Lilienthal veröffentlichte 1889 sein Buch »Der Vogelflug als Grundlage der Fliegekunst«. Doch eine theoretische Abhandlung über die Flugeigenschaften seiner Gleiter blieb er der interessierten Nachwelt schuldig, sagt der Leiter des Instituts für Aerodynamik und Strömungstechnik, Prof. Andreas Dillmann. Nun könnten die Forscher mit dem Windkanal-Experiment die Daten nachliefern.

Das Ganze sei reine wissenschaftliche Neugier, heißt es. Sicher auch ein bisschen Abenteuergeist. Auf jeden Fall ist der Test im Jubiläumsjahr eine Verneigung vor dem Flugpionier, der 1848 in der vorpommerschen Provinzstadt Anklam geboren wurde und mit seinem Normalsegelapparat laut Dillmann das erste Serienflugzeug der Welt konstruierte. Mindestens zwölf Exemplare des motorlosen Gleitfliegers wurden nach Angaben des Direktors des Otto-Lilienthal-Museums in Anklam, Bernd Lukasch, gebaut. Neun Fluggeräte wurden verkauft. Vier Stück dieses Lilienthalschen Flugapparates sind heute noch - in unterschiedlicher Qualität - in London, Moskau, München und Washington erhalten.

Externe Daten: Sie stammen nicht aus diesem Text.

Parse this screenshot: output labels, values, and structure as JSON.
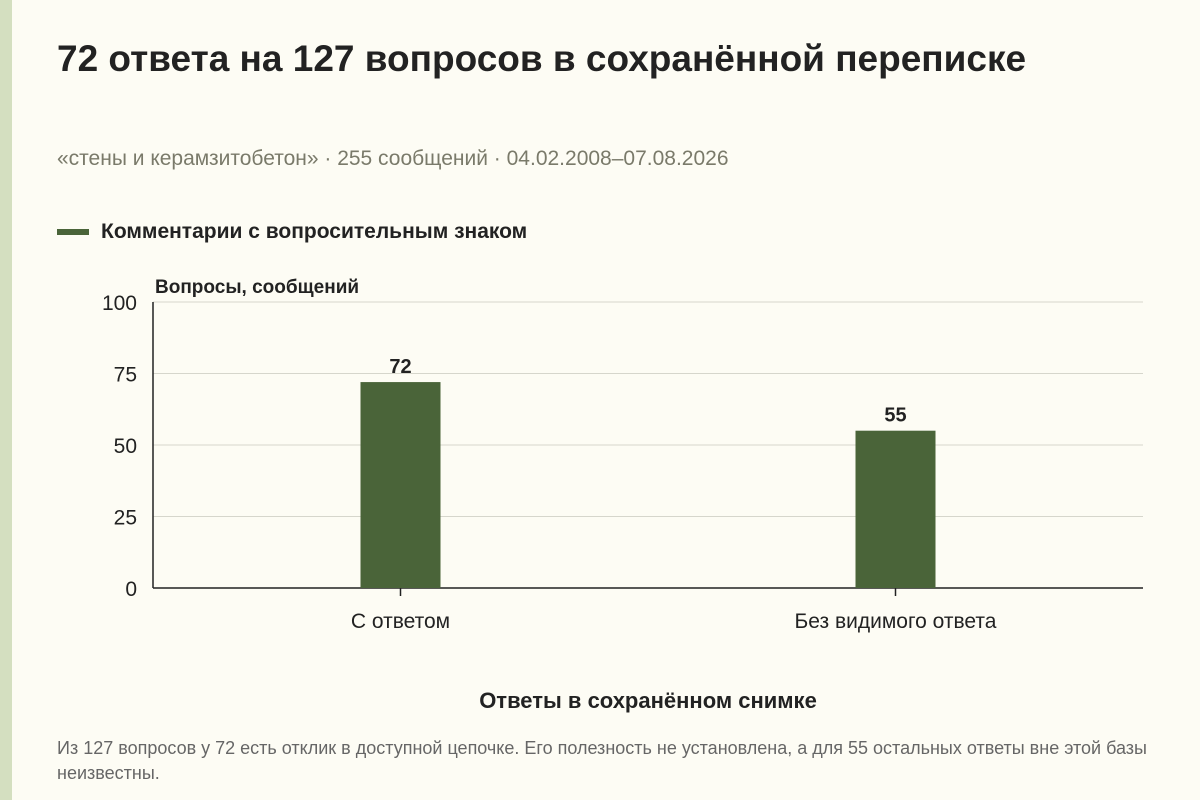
{
  "header": {
    "title": "72 ответа на 127 вопросов в сохранённой переписке",
    "subtitle": "«стены и керамзитобетон» · 255 сообщений · 04.02.2008–07.08.2026"
  },
  "footer": {
    "caption": "Из 127 вопросов у 72 есть отклик в доступной цепочке. Его полезность не установлена, а для 55 остальных ответы вне этой базы неизвестны."
  },
  "colors": {
    "bar": "#4a6439",
    "background": "#fdfcf4",
    "grid": "#d6d6cc",
    "axis": "#222222"
  },
  "chart_data": {
    "type": "bar",
    "legend_position": "top-left",
    "grid": true,
    "ylabel": "Вопросы, сообщений",
    "xlabel": "Ответы в сохранённом снимке",
    "ylim": [
      0,
      100
    ],
    "yticks": [
      0,
      25,
      50,
      75,
      100
    ],
    "categories": [
      "С ответом",
      "Без видимого ответа"
    ],
    "series": [
      {
        "name": "Комментарии с вопросительным знаком",
        "values": [
          72,
          55
        ]
      }
    ]
  }
}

Nach Originalplänen bauen derzeit Mitarbeiter des Anklamer Museums den Flugapparat nach. Eine Bauzeichnung aus dem Lilienthalschen Konvolut von 1895 bildet die Vorlage. »Entscheidend ist, dass der Nachbau die identischen aerodynamischen Eigenschaften besitzt wie Lilienthals Fluggerät«, sagt der Physiker Lukasch. Neben Weide, die Lilienthal verwendete, kommt Abacchi-Tropenholz zum Einsatz, das ebenso flexibel und leicht wie Weide sei.

Mehr noch als das Holz sei die Qualität des Stoffes - seine Luftdurchlässigkeit und Flächendichte - maßgebend für die Originaltreue. Der Stoff - ein Shirting - , mit dem der Gleiter mit seiner Spannweite von 6,70 Meter bespannt wird, wird derzeit extra angefertigt. Dazu wurde eine Stoffprobe des Originalgleiters im Curt-Engelhorn-Zentrum für Archäometrie in Mannheim untersucht.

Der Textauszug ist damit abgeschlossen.